/regional/quebec/quebec

La cage de «la Corriveau» retrouvée

Salem

Diane Tremblay

La cage ayant servi à exhiber le corps de «la Corriveau» est à Salem. La Société d'histoire régionale de Lévis a trouvé la cage en fer ayant servi à exhiber le corps de «la Corriveau», en 1763. Si tout va bien, l'artefact, qui est en excellente condition, sera rapatrié au Québec juste à temps pour commémorer le 250e anniversaire de sa pendaison, l'an prochain.

Marie-Josephte Corriveau, mieux connue sous le surnom de «la Corriveau», est née à Saint-Vallier à l'époque de la Nouvelle-France au moment de la Conquête. elle a été condamnée à mort par une cour martiale britannique pour le meurtre de son second époux et pendue à Québec le 18 avril 1763.

Son cadavre a été exposé dans une cage pendant 40 jours à Pointe-Lévy, sur ordre des autorités militaires, ce qui a durablement marqué l'imaginaire de la population et engendré de nombreuses légendes véhiculées par la tradition orale.

À la Société d'histoire régionale de Lévis, on n'hésite pas à parler d'une «découverte majeure».

Claudia Mendez, vice-présidente de la Société d'histoire régionale de Lévis. (Agence QMI)

«Nous avions cru la cage de la Corriveau disparue à jamais, détruite probablement par le feu aux États-Unis», a expliqué Claudia Méndez, vice-présidente de l'organisme.

En décembre dernier, Mme Méndez s'est rendue au Peabody Essex Museum, à Salem, en compagnie d'un autre membre de la société d'histoire, pour constater que la cage, dont on avait perdu la trace depuis 1839, existe toujours.

C'est à la suite d'une recherche approfondie sur Internet que Mme Méndez est tombée sur une photo de la collection de la bibliothèque de New York. De fil en aiguille, elle a remonté au Peabody Essex Museum.
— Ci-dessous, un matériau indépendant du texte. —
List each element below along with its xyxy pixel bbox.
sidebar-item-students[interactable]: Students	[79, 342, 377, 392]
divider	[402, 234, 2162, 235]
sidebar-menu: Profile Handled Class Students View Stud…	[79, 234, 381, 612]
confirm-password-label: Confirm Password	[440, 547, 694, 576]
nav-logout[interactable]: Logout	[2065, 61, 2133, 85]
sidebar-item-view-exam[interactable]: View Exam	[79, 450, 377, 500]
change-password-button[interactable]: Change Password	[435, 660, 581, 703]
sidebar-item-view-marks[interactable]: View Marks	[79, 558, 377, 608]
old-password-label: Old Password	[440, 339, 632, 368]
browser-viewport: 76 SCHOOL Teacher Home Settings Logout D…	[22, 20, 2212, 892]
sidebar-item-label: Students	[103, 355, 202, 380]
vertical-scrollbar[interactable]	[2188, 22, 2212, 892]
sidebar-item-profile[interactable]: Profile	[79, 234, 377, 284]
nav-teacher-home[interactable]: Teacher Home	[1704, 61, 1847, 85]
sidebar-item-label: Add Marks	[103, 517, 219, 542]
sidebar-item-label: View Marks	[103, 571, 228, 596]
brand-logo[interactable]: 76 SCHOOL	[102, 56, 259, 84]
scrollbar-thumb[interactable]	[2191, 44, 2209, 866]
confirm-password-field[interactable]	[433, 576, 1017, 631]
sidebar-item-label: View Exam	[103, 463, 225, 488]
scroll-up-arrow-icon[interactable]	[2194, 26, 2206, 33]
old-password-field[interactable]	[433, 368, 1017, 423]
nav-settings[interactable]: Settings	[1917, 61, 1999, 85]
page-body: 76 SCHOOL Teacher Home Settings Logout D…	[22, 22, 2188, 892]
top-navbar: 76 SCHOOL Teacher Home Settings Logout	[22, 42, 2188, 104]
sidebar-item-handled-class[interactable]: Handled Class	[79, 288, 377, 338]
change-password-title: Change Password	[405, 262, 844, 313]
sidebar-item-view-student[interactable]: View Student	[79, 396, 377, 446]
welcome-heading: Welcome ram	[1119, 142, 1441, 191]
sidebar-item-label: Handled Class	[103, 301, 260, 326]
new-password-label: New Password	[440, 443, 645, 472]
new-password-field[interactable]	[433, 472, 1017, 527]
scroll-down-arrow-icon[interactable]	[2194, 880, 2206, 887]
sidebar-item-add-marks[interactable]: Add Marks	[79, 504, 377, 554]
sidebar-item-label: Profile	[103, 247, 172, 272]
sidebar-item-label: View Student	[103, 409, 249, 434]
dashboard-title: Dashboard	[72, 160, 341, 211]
Deux lapsus peuvent expliquer pourquoi la cage est tombée dans l'oubli. Dans les documents de l'époque, rédigés en anglais, on parle d'un gibet utilisé à «St-Vadier» pour le corps de «Mme Dodier», le nom du mari mort assassiné. Or, au Québec, on la connaît sous son nom de jeune fille, soit Marie-Josephte Corriveau.

Pratique barbare

Au Peabody Essex, la cage n'est pas présentée au public. Elle est rangée avec des objets en fer forgé.

«Ça nous a donné un choc! C'est tout petit. Elle ne mesurait pas plus de 5 pieds», a dit Mme Méndez.

L'objet a été fabriqué avec précision après la mort de la Corriveau. Selon Mme Méndez, on distingue le profil de la tête et des membres qui étaient fixés aux barreaux par des vis.

Son cadavre resté suspendu pendant 40 jours à un carrefour fréquenté de Lévis a provoqué l'épouvante au village.

Les gens étaient prêts à faire de grands détours pour éviter de croiser le corps de la femme, ballottant au vent.

L'exhibition post mortem pour «donner l'exemple» était un rite pratiqué par les Anglais, mais peu commun en Nouvelle-France.

Le Peabody Essex Museum se dit prêt à remettre la pièce à un musée québécois.

«On n'a pas les moyens comme société d'histoire de prendre en charge cet artefact. C'est un objet qui a beaucoup de valeur et qui est fragile. Ça nécessite un transport particulier», a poursuivi Mme Méndez.

Au cours des prochaines semaines, la société d'histoire compte créer un comité pour entreprendre des démarches formelles de rapatriement.

Le procès de Marie-Josephte Corriveau aurait été réévalué par des historiens.

«On a fait venir d'Angleterre les documents écrits concernant son procès et celui de son père. On a déterminé qu'elle n'était pas coupable. C'est son père qui aurait tué [son mari]», a ajouté Mme Méndez.

Son père, Joseph Corriveau, a aussi été pendu. Il ne s'entendait pas du tout avec son gendre qui était marié en secondes noces avec sa fille.